Midwood looms so large over the present-day Jewish music scene that there’s even a klezmer rock band named for it: Midwood, the band, was founded in 2015 by the fiddler Jake Shulman-Ment. The 39-year-old veteran klezmer violinist lives in the same apartment building on Ocean Avenue as Jeremiah Lockwood, a blues performer and a scholar of cantorial music.

“I call it the ‘Klezmer Shtetl,’” said Midwood’s vocalist, Eleonore Weill, who is also a multi-instrumentalist. (Weill used to reside in Midwood but now lives in next-door Ditmas Park, which is also home to Sarah Gordon, lead singer of the rock band Yiddish Princess. Nearby Kensington counts among its klezmer-making residents D. Zisl Slepovitch and the klezmer couple Ilya Shneyveys and Sarah Myerson.)

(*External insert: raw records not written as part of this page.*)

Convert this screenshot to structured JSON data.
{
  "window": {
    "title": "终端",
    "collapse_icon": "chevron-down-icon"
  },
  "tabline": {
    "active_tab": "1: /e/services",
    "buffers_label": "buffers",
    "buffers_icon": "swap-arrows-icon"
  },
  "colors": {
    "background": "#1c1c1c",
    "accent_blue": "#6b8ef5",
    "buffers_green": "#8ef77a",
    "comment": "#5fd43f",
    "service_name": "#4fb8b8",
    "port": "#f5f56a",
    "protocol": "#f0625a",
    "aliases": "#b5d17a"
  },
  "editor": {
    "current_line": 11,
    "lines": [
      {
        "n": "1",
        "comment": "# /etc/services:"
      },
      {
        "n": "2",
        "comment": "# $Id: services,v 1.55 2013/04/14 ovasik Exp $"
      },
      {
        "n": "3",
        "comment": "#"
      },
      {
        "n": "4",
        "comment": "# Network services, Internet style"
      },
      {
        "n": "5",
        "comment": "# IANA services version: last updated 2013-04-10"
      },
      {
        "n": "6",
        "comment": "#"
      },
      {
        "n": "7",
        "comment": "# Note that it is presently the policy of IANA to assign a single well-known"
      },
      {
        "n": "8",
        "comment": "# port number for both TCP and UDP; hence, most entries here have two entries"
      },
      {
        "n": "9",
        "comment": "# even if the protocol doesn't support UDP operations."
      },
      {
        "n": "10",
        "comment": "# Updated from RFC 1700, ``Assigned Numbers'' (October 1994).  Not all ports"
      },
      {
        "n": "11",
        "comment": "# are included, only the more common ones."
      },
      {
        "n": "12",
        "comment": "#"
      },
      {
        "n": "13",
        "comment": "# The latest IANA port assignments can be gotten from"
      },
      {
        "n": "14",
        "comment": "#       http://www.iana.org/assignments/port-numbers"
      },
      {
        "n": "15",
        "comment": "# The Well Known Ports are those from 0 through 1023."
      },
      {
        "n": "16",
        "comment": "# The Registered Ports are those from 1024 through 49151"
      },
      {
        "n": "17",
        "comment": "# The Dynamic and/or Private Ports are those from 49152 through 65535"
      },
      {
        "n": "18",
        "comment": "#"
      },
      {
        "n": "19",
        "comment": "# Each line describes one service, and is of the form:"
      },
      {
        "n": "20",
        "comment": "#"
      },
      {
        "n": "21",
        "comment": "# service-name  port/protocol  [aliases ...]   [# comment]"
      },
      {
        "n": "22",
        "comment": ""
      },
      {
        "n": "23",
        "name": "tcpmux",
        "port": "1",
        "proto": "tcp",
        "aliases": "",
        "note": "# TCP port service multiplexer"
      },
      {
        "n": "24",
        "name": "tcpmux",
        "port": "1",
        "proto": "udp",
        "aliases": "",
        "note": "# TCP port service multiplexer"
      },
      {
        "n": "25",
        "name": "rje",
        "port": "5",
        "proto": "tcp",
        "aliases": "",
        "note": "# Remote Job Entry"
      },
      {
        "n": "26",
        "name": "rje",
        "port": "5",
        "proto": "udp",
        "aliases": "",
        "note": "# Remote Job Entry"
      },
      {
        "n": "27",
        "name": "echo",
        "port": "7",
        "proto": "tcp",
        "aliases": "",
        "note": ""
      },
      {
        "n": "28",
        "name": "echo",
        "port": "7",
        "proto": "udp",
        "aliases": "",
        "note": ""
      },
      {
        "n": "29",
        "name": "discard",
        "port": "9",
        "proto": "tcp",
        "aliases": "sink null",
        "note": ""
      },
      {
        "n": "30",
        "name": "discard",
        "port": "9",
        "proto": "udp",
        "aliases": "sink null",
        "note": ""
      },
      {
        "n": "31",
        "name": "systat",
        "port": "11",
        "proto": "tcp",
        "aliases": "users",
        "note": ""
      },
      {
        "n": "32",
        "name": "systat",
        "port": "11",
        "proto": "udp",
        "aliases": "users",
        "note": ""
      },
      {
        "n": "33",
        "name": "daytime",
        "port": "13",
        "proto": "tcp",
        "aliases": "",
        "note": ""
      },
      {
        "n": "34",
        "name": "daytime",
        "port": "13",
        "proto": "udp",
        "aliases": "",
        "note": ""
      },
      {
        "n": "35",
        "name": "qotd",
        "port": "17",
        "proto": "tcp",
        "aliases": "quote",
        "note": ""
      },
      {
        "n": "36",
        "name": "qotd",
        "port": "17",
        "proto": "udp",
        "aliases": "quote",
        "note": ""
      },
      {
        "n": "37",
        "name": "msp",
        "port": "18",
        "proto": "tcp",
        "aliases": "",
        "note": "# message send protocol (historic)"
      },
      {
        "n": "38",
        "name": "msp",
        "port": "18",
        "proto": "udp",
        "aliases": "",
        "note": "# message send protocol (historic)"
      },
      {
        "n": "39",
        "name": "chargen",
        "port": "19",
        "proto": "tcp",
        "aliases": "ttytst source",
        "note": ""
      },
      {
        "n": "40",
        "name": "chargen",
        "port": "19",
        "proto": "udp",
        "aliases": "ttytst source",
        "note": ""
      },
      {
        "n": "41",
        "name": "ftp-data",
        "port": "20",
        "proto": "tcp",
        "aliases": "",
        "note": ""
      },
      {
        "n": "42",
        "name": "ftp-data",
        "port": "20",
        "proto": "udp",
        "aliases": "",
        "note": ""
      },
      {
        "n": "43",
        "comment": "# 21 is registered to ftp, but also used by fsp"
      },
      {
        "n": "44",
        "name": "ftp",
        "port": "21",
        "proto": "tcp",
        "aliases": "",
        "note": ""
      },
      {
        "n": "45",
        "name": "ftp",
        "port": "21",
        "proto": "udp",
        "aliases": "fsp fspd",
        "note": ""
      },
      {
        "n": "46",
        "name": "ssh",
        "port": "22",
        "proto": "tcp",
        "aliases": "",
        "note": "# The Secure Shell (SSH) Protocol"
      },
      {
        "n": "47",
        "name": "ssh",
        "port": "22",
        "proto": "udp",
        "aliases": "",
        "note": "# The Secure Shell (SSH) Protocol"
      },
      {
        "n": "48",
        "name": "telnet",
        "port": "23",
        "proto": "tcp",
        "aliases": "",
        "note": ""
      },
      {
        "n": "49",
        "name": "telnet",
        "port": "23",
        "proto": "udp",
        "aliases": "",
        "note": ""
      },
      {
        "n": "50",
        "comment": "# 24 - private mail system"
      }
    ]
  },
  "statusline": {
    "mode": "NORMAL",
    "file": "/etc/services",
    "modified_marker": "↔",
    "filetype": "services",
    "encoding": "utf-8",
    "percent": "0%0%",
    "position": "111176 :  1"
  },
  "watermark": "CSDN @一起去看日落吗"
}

Another Midwood musician is Michael Winograd, 40, who many consider to be the best klezmer clarinetist of his generation. As a teenager, he went to Statman’s home for lessons; last summer he moved to the neighborhood.

Midwood musicians Jeremiah Lockwood, left, and Pete Rushefsky. (Courtesy)

Elsewhere in Midwood resides guitarist Yoshie Fruchter, founder of Pitom, which the Tzadik record label called “a shredding Jewish instrumental band.” Fruchter has performed with Jon Madof’s Zion80, which plays Shlomo Carlebach tunes in an Afrobeat style, and Mazal Tov Cocktail Party, the latest klezmer/dance music project led by David Krakauer and Kathleen Tagg.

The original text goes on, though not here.